In the summer of 1524, Davila took a strong force and began a march to the south, towards the western valley of Nicaragua, where he had operated before. En route, he met a Spanish platoon near Toreba and learned that "his" territory had been invaded by an army sent by governor Pedrarias from Panama. The army commander was Francisco Hernández de Córdoba.

The platoon was forced to return south with a warning to vacate the area. Córdoba sent a small force under command of Hernando de Soto to deal with González. Soto was caught in a stealthy attack, but managed to defend himself. Then the two called a truce and Soto thought they could come to an agreement, but González tricked him. With reinforcements, he attacked again and captured Soto's force. However, in a gesture of good will, and perhaps fearing the much larger army of Córdoba, he released the prisoners and returned to Puerto Caballos where he learned of the arrival of other Spaniards.

In May 1524, Cristóbal de Olid arrived in Honduras east of Puerto Caballos with an army with orders from Hernán Cortés to establish a colony for him. Olid established the colony near the town today called Triunfo de la Cruz, and then made himself governor in defiance of both Cortés and González. In 1524, Cortés decided it was necessary to send Francisco de las Casas with another force to rectify the situation. Instead, Olid took control and captured both las Casas at Triunfo and González in Naco. Eventually, his own men betrayed Olid, and freed the prisoners. A summary trial was held, Olid was found guilty of treason, and he was beheaded.

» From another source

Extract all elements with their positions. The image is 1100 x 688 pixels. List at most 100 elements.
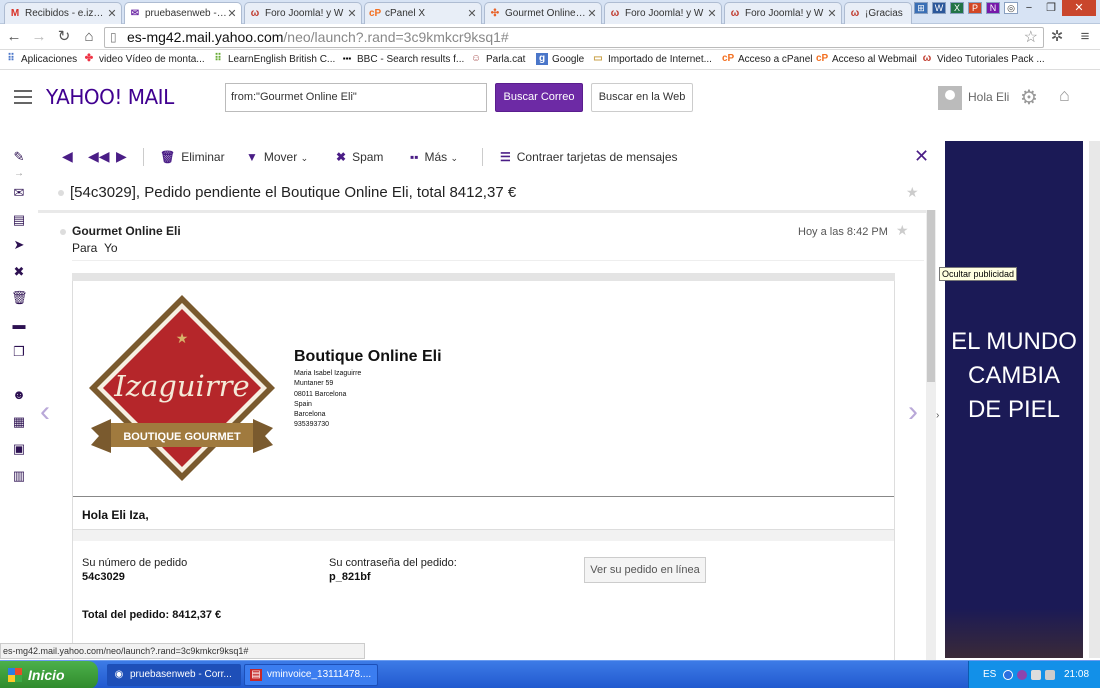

Las Casas and González decided to join forces, and both declared their loyalty to Cortés. Both men decided to return to Mexico, and las Casas left Lopez de Aguirre in charge, with instructions to found a town, Trujillo, at the location of Puerto Caballos. However, López de Aguirre found the area around Puerto Caballos unsuitable and moved eastward along the coast, eventually settling near modern Trujillo. Meanwhile, Cortés himself had decided to journey to Honduras to ensure the establishment and security of the colony.

==Epilogue==
When Las Casas and González arrived in Mexico, they found Salazar de la Pedrada in charge, having been placed there by Cortés. They refused to acknowledge his authority, stating their loyalty to Cortés, or if he had died, to Pedro de Alvarado. Salazar had them arrested and prosecuted for the murder of Olid. He intended to execute them, but was finally forced to send them as prisoners to Spain.

González's fate upon arrival in Spain is unknown. His old patron, bishop de Fonseca, had died in 1524, and his new patron, Hernán Cortés, had his own problems which caused him to return to Spain to recover favor with the King. Gil González Dávila died in his native Ávila on 21 April 1526. The only clue to his vindication and return to Mexico was a son and namesake.